Britain’s leading business lobby group set out a series of proposals on Wednesday that are expected to secure its future after a string of allegations of inappropriate behavior led to the cancellation of membership subscriptions from some of the largest companies in the country.
In a statement, the Confederation of British Industry said it would ask its members to vote on proposals to improve management structures and culture at an extraordinary general meeting on June 5.
It said the “ambitious” reform program was based on discussions with more than 1,000 business leaders, and would result in a “new CBI.”
Update: More UK Companies Abandon CBI After Second Rape Claim
The CBI has been rocked by several allegations of sexual misconduct, including rape, in recent months, prompting several household names, including automaker BMW, banking firm NatWest and insurance group Aviva, to withdraw their membership of the organization. The scale of the outrage raises questions about whether the CBI will survive.
The business lobby group has hired the law firm Fox Williams to investigate specific allegations. They made 34 recommendations, which were accepted in full and will mostly be implemented in time for next week’s meeting. It also hired ethics consultancy Principia Advisory to examine its culture.

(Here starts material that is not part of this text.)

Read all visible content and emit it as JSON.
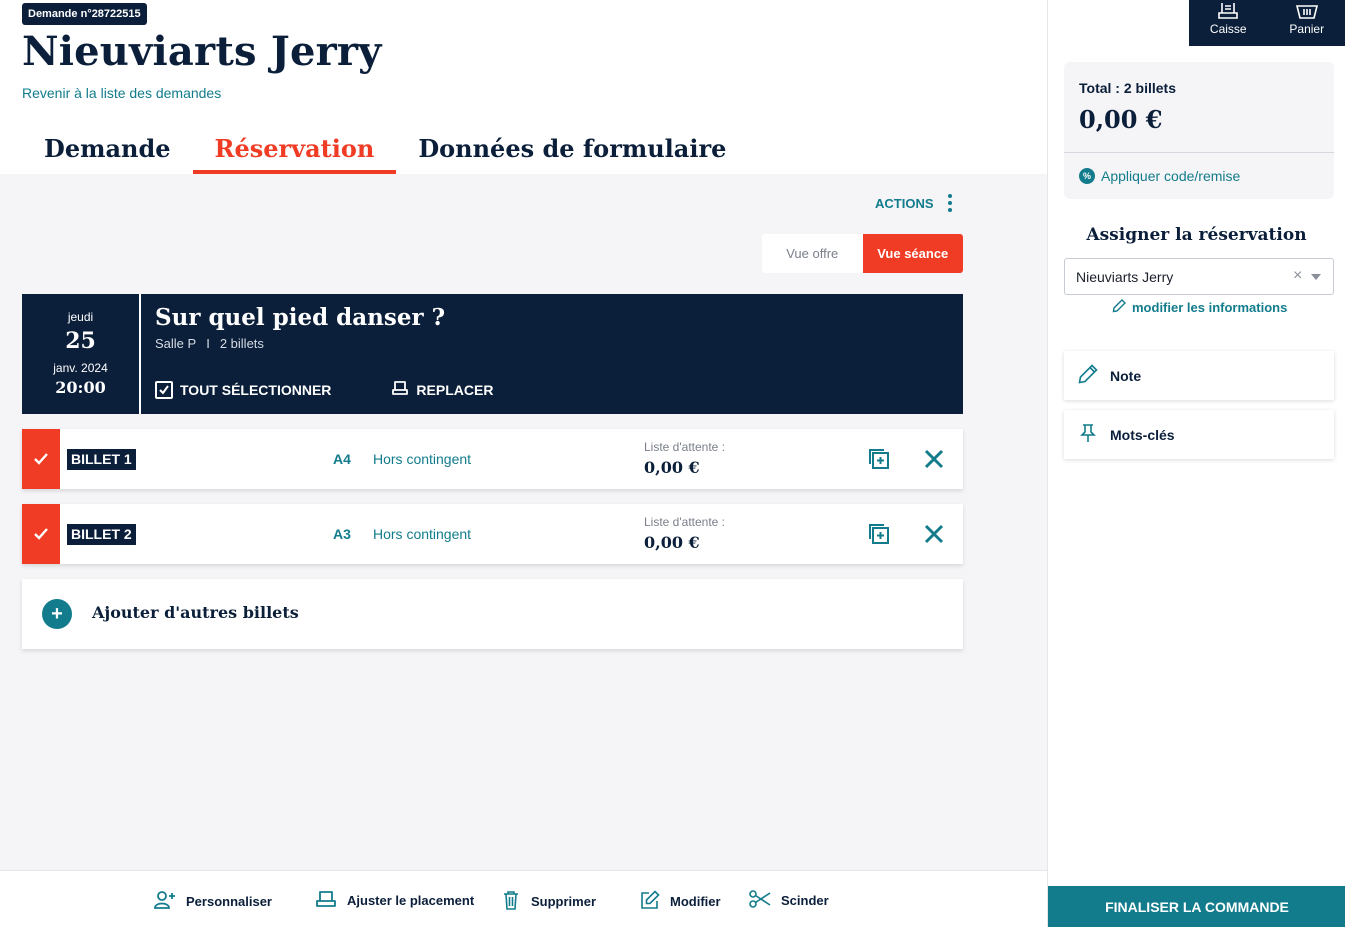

The CBI said it plans to speed up the search for a successor to its president and promised a “refreshed board” and the creation of a new People and Culture subcommittee of the board. It said it will also establish an external expert on the Culture Advisory Committee and strengthen internal training and communication.
While unveiling its proposals, the business lobby group rejected allegations that its culture was toxic, citing findings from Principia.
“Blanket descriptions of the CBI’s culture as toxic are incorrect, but we have work to do to instill a consistent set of values for all our staff,” said the new director-general. Rain Newton-Smith.
At a special meeting next week, CBI members will be asked to vote on the question: “Do the changes we have made – and the commitments we have made – to transform our governance, culture, and purpose will give you the confidence you need to support the CBI?”
Failure to sustain the move could spell the demise of the organization, which was founded in 1965 to ensure that the voice of business is heard within government.
“We need a strong business voice, backed by a depth of economic analysis and insights from across the economy and across the country,” Newton-Smith said.